Le résumé et l’analyse qui suivent ne sont qu’une apparence et l’une des nombreuses lectures possibles du texte. Ils ne se substituent en aucun cas à l’expérience de la lecture intégrale de l’œuvre.

Résumé de La Demeure d’Astérion de Jorge Luis Borges

Astérion, le personnage principal du conte, raconte à la première personne sa vie dans une immense maison labyrinthique qui, selon lui, est unique au monde. Il se défend des accusations de fierté, de folie et de misanthropie en assurant que sa maison est toujours ouverte à ceux qui souhaitent y entrer.

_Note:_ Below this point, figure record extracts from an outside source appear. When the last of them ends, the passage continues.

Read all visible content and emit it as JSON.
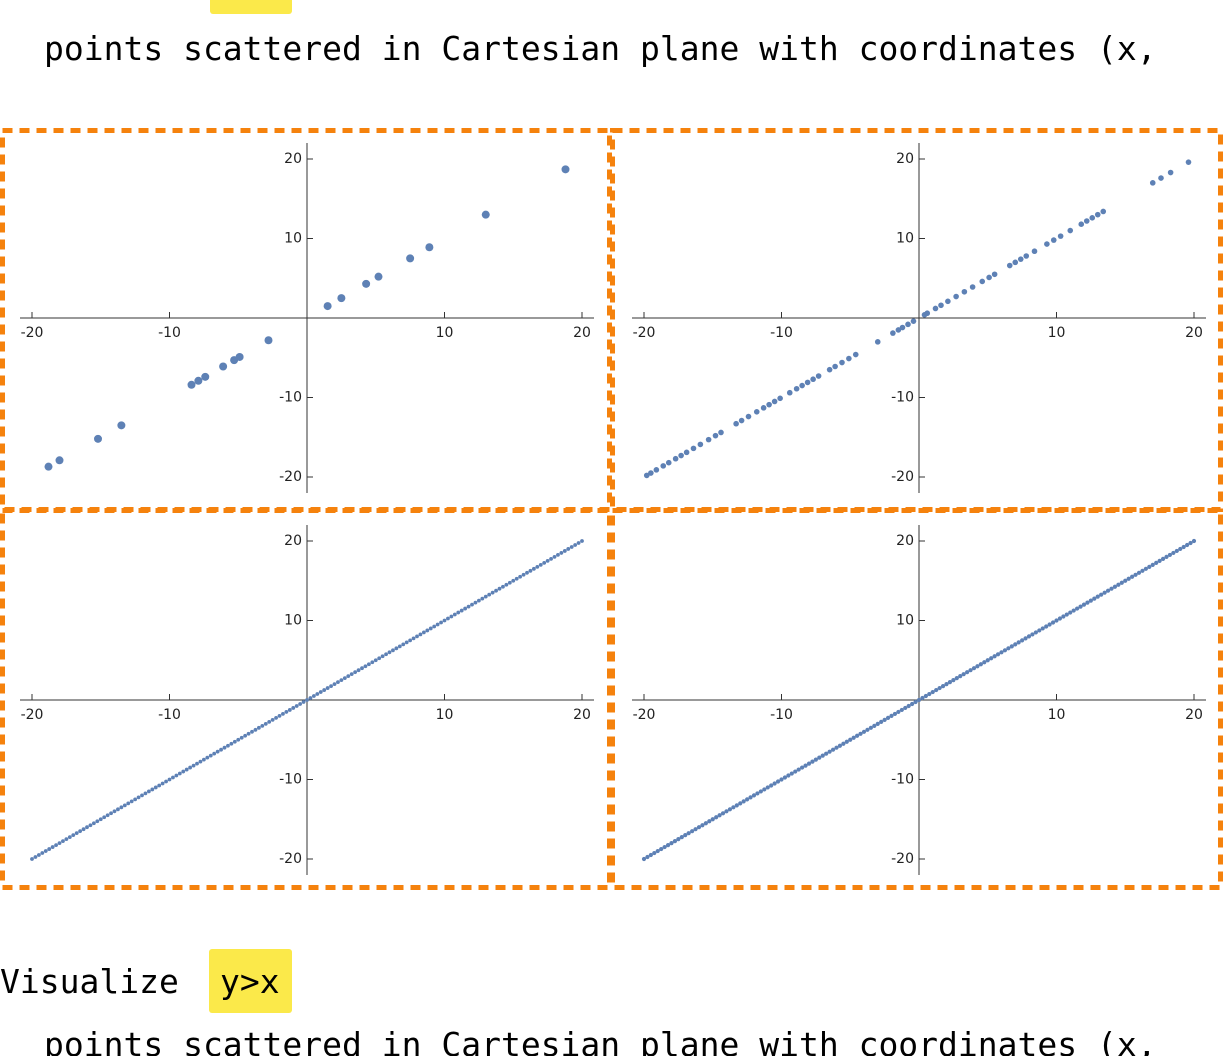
{
  "header": {
    "text": "points scattered in Cartesian plane with coordinates (x,"
  },
  "chart_data": [
    {
      "type": "scatter",
      "color": "#5e81b5",
      "x": [
        -18.8,
        -18,
        -15.2,
        -13.5,
        -8.4,
        -7.9,
        -7.4,
        -6.1,
        -5.3,
        -4.9,
        -2.8,
        1.5,
        2.5,
        4.3,
        5.2,
        7.5,
        8.9,
        13,
        18.8
      ],
      "values": [
        -18.7,
        -17.9,
        -15.2,
        -13.5,
        -8.4,
        -7.9,
        -7.4,
        -6.1,
        -5.3,
        -4.9,
        -2.8,
        1.5,
        2.5,
        4.3,
        5.2,
        7.5,
        8.9,
        13,
        18.7
      ],
      "xlim": [
        -20,
        20
      ],
      "ylim": [
        -20,
        20
      ],
      "xticks": [
        -20,
        -10,
        10,
        20
      ],
      "yticks": [
        -20,
        -10,
        10,
        20
      ]
    },
    {
      "type": "scatter",
      "color": "#5e81b5",
      "x": [
        -19.8,
        -19.5,
        -19.1,
        -18.6,
        -18.2,
        -17.7,
        -17.3,
        -16.9,
        -16.4,
        -15.9,
        -15.3,
        -14.8,
        -14.4,
        -13.3,
        -12.9,
        -12.4,
        -11.8,
        -11.3,
        -10.9,
        -10.5,
        -10.1,
        -9.4,
        -8.9,
        -8.5,
        -8.1,
        -7.7,
        -7.3,
        -6.5,
        -6.1,
        -5.6,
        -5.1,
        -4.6,
        -3,
        -1.9,
        -1.5,
        -1.2,
        -0.8,
        -0.4,
        0.4,
        0.6,
        1.2,
        1.6,
        2.1,
        2.7,
        3.3,
        3.9,
        4.6,
        5.1,
        5.5,
        6.6,
        7,
        7.4,
        7.8,
        8.4,
        9.3,
        9.8,
        10.3,
        11,
        11.8,
        12.2,
        12.6,
        13,
        13.4,
        17,
        17.6,
        18.3,
        19.6
      ],
      "values": [
        -19.8,
        -19.5,
        -19.1,
        -18.6,
        -18.2,
        -17.7,
        -17.3,
        -16.9,
        -16.4,
        -15.9,
        -15.3,
        -14.8,
        -14.4,
        -13.3,
        -12.9,
        -12.4,
        -11.8,
        -11.3,
        -10.9,
        -10.5,
        -10.1,
        -9.4,
        -8.9,
        -8.5,
        -8.1,
        -7.7,
        -7.3,
        -6.5,
        -6.1,
        -5.6,
        -5.1,
        -4.6,
        -3,
        -1.9,
        -1.5,
        -1.2,
        -0.8,
        -0.4,
        0.4,
        0.6,
        1.2,
        1.6,
        2.1,
        2.7,
        3.3,
        3.9,
        4.6,
        5.1,
        5.5,
        6.6,
        7,
        7.4,
        7.8,
        8.4,
        9.3,
        9.8,
        10.3,
        11,
        11.8,
        12.2,
        12.6,
        13,
        13.4,
        17,
        17.6,
        18.3,
        19.6
      ],
      "xlim": [
        -20,
        20
      ],
      "ylim": [
        -20,
        20
      ],
      "xticks": [
        -20,
        -10,
        10,
        20
      ],
      "yticks": [
        -20,
        -10,
        10,
        20
      ]
    },
    {
      "type": "scatter",
      "color": "#5e81b5",
      "x": [
        -20,
        -19.75,
        -19.5,
        -19.25,
        -19,
        -18.75,
        -18.5,
        -18.25,
        -18,
        -17.75,
        -17.5,
        -17.25,
        -17,
        -16.75,
        -16.5,
        -16.25,
        -16,
        -15.75,
        -15.5,
        -15.25,
        -15,
        -14.75,
        -14.5,
        -14.25,
        -14,
        -13.75,
        -13.5,
        -13.25,
        -13,
        -12.75,
        -12.5,
        -12.25,
        -12,
        -11.75,
        -11.5,
        -11.25,
        -11,
        -10.75,
        -10.5,
        -10.25,
        -10,
        -9.75,
        -9.5,
        -9.25,
        -9,
        -8.75,
        -8.5,
        -8.25,
        -8,
        -7.75,
        -7.5,
        -7.25,
        -7,
        -6.75,
        -6.5,
        -6.25,
        -6,
        -5.75,
        -5.5,
        -5.25,
        -5,
        -4.75,
        -4.5,
        -4.25,
        -4,
        -3.75,
        -3.5,
        -3.25,
        -3,
        -2.75,
        -2.5,
        -2.25,
        -2,
        -1.75,
        -1.5,
        -1.25,
        -1,
        -0.75,
        -0.5,
        -0.25,
        0,
        0.25,
        0.5,
        0.75,
        1,
        1.25,
        1.5,
        1.75,
        2,
        2.25,
        2.5,
        2.75,
        3,
        3.25,
        3.5,
        3.75,
        4,
        4.25,
        4.5,
        4.75,
        5,
        5.25,
        5.5,
        5.75,
        6,
        6.25,
        6.5,
        6.75,
        7,
        7.25,
        7.5,
        7.75,
        8,
        8.25,
        8.5,
        8.75,
        9,
        9.25,
        9.5,
        9.75,
        10,
        10.25,
        10.5,
        10.75,
        11,
        11.25,
        11.5,
        11.75,
        12,
        12.25,
        12.5,
        12.75,
        13,
        13.25,
        13.5,
        13.75,
        14,
        14.25,
        14.5,
        14.75,
        15,
        15.25,
        15.5,
        15.75,
        16,
        16.25,
        16.5,
        16.75,
        17,
        17.25,
        17.5,
        17.75,
        18,
        18.25,
        18.5,
        18.75,
        19,
        19.25,
        19.5,
        19.75,
        20
      ],
      "values": [
        -20,
        -19.75,
        -19.5,
        -19.25,
        -19,
        -18.75,
        -18.5,
        -18.25,
        -18,
        -17.75,
        -17.5,
        -17.25,
        -17,
        -16.75,
        -16.5,
        -16.25,
        -16,
        -15.75,
        -15.5,
        -15.25,
        -15,
        -14.75,
        -14.5,
        -14.25,
        -14,
        -13.75,
        -13.5,
        -13.25,
        -13,
        -12.75,
        -12.5,
        -12.25,
        -12,
        -11.75,
        -11.5,
        -11.25,
        -11,
        -10.75,
        -10.5,
        -10.25,
        -10,
        -9.75,
        -9.5,
        -9.25,
        -9,
        -8.75,
        -8.5,
        -8.25,
        -8,
        -7.75,
        -7.5,
        -7.25,
        -7,
        -6.75,
        -6.5,
        -6.25,
        -6,
        -5.75,
        -5.5,
        -5.25,
        -5,
        -4.75,
        -4.5,
        -4.25,
        -4,
        -3.75,
        -3.5,
        -3.25,
        -3,
        -2.75,
        -2.5,
        -2.25,
        -2,
        -1.75,
        -1.5,
        -1.25,
        -1,
        -0.75,
        -0.5,
        -0.25,
        0,
        0.25,
        0.5,
        0.75,
        1,
        1.25,
        1.5,
        1.75,
        2,
        2.25,
        2.5,
        2.75,
        3,
        3.25,
        3.5,
        3.75,
        4,
        4.25,
        4.5,
        4.75,
        5,
        5.25,
        5.5,
        5.75,
        6,
        6.25,
        6.5,
        6.75,
        7,
        7.25,
        7.5,
        7.75,
        8,
        8.25,
        8.5,
        8.75,
        9,
        9.25,
        9.5,
        9.75,
        10,
        10.25,
        10.5,
        10.75,
        11,
        11.25,
        11.5,
        11.75,
        12,
        12.25,
        12.5,
        12.75,
        13,
        13.25,
        13.5,
        13.75,
        14,
        14.25,
        14.5,
        14.75,
        15,
        15.25,
        15.5,
        15.75,
        16,
        16.25,
        16.5,
        16.75,
        17,
        17.25,
        17.5,
        17.75,
        18,
        18.25,
        18.5,
        18.75,
        19,
        19.25,
        19.5,
        19.75,
        20
      ],
      "xlim": [
        -20,
        20
      ],
      "ylim": [
        -20,
        20
      ],
      "xticks": [
        -20,
        -10,
        10,
        20
      ],
      "yticks": [
        -20,
        -10,
        10,
        20
      ]
    },
    {
      "type": "scatter",
      "color": "#5e81b5",
      "x": [
        -20,
        -19.75,
        -19.5,
        -19.25,
        -19,
        -18.75,
        -18.5,
        -18.25,
        -18,
        -17.75,
        -17.5,
        -17.25,
        -17,
        -16.75,
        -16.5,
        -16.25,
        -16,
        -15.75,
        -15.5,
        -15.25,
        -15,
        -14.75,
        -14.5,
        -14.25,
        -14,
        -13.75,
        -13.5,
        -13.25,
        -13,
        -12.75,
        -12.5,
        -12.25,
        -12,
        -11.75,
        -11.5,
        -11.25,
        -11,
        -10.75,
        -10.5,
        -10.25,
        -10,
        -9.75,
        -9.5,
        -9.25,
        -9,
        -8.75,
        -8.5,
        -8.25,
        -8,
        -7.75,
        -7.5,
        -7.25,
        -7,
        -6.75,
        -6.5,
        -6.25,
        -6,
        -5.75,
        -5.5,
        -5.25,
        -5,
        -4.75,
        -4.5,
        -4.25,
        -4,
        -3.75,
        -3.5,
        -3.25,
        -3,
        -2.75,
        -2.5,
        -2.25,
        -2,
        -1.75,
        -1.5,
        -1.25,
        -1,
        -0.75,
        -0.5,
        -0.25,
        0,
        0.25,
        0.5,
        0.75,
        1,
        1.25,
        1.5,
        1.75,
        2,
        2.25,
        2.5,
        2.75,
        3,
        3.25,
        3.5,
        3.75,
        4,
        4.25,
        4.5,
        4.75,
        5,
        5.25,
        5.5,
        5.75,
        6,
        6.25,
        6.5,
        6.75,
        7,
        7.25,
        7.5,
        7.75,
        8,
        8.25,
        8.5,
        8.75,
        9,
        9.25,
        9.5,
        9.75,
        10,
        10.25,
        10.5,
        10.75,
        11,
        11.25,
        11.5,
        11.75,
        12,
        12.25,
        12.5,
        12.75,
        13,
        13.25,
        13.5,
        13.75,
        14,
        14.25,
        14.5,
        14.75,
        15,
        15.25,
        15.5,
        15.75,
        16,
        16.25,
        16.5,
        16.75,
        17,
        17.25,
        17.5,
        17.75,
        18,
        18.25,
        18.5,
        18.75,
        19,
        19.25,
        19.5,
        19.75,
        20
      ],
      "values": [
        -20,
        -19.75,
        -19.5,
        -19.25,
        -19,
        -18.75,
        -18.5,
        -18.25,
        -18,
        -17.75,
        -17.5,
        -17.25,
        -17,
        -16.75,
        -16.5,
        -16.25,
        -16,
        -15.75,
        -15.5,
        -15.25,
        -15,
        -14.75,
        -14.5,
        -14.25,
        -14,
        -13.75,
        -13.5,
        -13.25,
        -13,
        -12.75,
        -12.5,
        -12.25,
        -12,
        -11.75,
        -11.5,
        -11.25,
        -11,
        -10.75,
        -10.5,
        -10.25,
        -10,
        -9.75,
        -9.5,
        -9.25,
        -9,
        -8.75,
        -8.5,
        -8.25,
        -8,
        -7.75,
        -7.5,
        -7.25,
        -7,
        -6.75,
        -6.5,
        -6.25,
        -6,
        -5.75,
        -5.5,
        -5.25,
        -5,
        -4.75,
        -4.5,
        -4.25,
        -4,
        -3.75,
        -3.5,
        -3.25,
        -3,
        -2.75,
        -2.5,
        -2.25,
        -2,
        -1.75,
        -1.5,
        -1.25,
        -1,
        -0.75,
        -0.5,
        -0.25,
        0,
        0.25,
        0.5,
        0.75,
        1,
        1.25,
        1.5,
        1.75,
        2,
        2.25,
        2.5,
        2.75,
        3,
        3.25,
        3.5,
        3.75,
        4,
        4.25,
        4.5,
        4.75,
        5,
        5.25,
        5.5,
        5.75,
        6,
        6.25,
        6.5,
        6.75,
        7,
        7.25,
        7.5,
        7.75,
        8,
        8.25,
        8.5,
        8.75,
        9,
        9.25,
        9.5,
        9.75,
        10,
        10.25,
        10.5,
        10.75,
        11,
        11.25,
        11.5,
        11.75,
        12,
        12.25,
        12.5,
        12.75,
        13,
        13.25,
        13.5,
        13.75,
        14,
        14.25,
        14.5,
        14.75,
        15,
        15.25,
        15.5,
        15.75,
        16,
        16.25,
        16.5,
        16.75,
        17,
        17.25,
        17.5,
        17.75,
        18,
        18.25,
        18.5,
        18.75,
        19,
        19.25,
        19.5,
        19.75,
        20
      ],
      "xlim": [
        -20,
        20
      ],
      "ylim": [
        -20,
        20
      ],
      "xticks": [
        -20,
        -10,
        10,
        20
      ],
      "yticks": [
        -20,
        -10,
        10,
        20
      ]
    }
  ],
  "footer": {
    "prompt": "Visualize",
    "expression": "y>x",
    "text": "points scattered in Cartesian plane with coordinates (x,"
  }
}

Cependant, malgré cette affirmation, il vit complètement seul. Il explique que, bien qu’il puisse sortir, il évite de le faire parce que le monde extérieur et ses habitants lui inspirent la peur et le dégoût. Lors de l’une de ses rares incursions hors de sa demeure, les gens ont paniqué en le voyant, se réfugiant ou tentant de l’attaquer, ce qui renforce sa conviction qu’il n’appartient pas à ce monde.

Pour combattre l’ennui, Astérion parcourt inlassablement sa maison, court dans les couloirs jusqu’à en avoir le vertige, se laisse tomber des toits et joue à se cacher dans l’ombre des couloirs. Sa solitude l’amène à inventer un jeu dans lequel il imagine un autre Astérion avec qui il dialogue et à qui il montre les différentes parties de la maison, bien qu’il se trompe parfois dans la disposition des espaces, ce qui les fait rire. Il réfléchit également à la nature de son foyer et en arrive à la conclusion que la maison est le monde même, car tout semble se répéter à l’infini à l’intérieur : il y a de nombreuses cours, citernes et crèches identiques. Cependant, il reconnaît qu’il y a deux choses qui semblent n’exister qu’une seule fois : le soleil et lui-même. Dans un moment de divagation, il se demande s’il a lui-même créé la maison, les étoiles et le soleil, bien qu’il ne s’en souvienne pas.

Astérion mentionne que tous les neuf ans, il reçoit la visite de neuf hommes, qu’il « libère de tout mal ». Sans recourir à la violence apparente, il les anéantit sans verser de sang et laisse leurs corps à l’endroit où ils sont tombés. Il ne sait pas qui ils sont ni d’où ils viennent, mais il se souvient que l’un d’eux a prophétisé l’arrivée d’un rédempteur, quelqu’un qui viendrait le libérer de son existence solitaire. Depuis lors, il vit dans l’espoir de son arrivée et se demande à quoi ressemblera son rédempteur : sera-t-il un taureau, un homme ou quelque chose qui lui ressemble ?

Le conte se termine par un brusque changement de perspective. La narration à la première personne d’Astérion est remplacée par un dialogue entre Thésée et Ariane, dans lequel le héros commente, surpris, que le Minotaure s’est à peine défendu lorsqu’il a été tué. Ainsi, le récit révèle qu’Astérion est en réalité le Minotaure de la mythologie grecque, enfermé dans le labyrinthe et attendant son destin.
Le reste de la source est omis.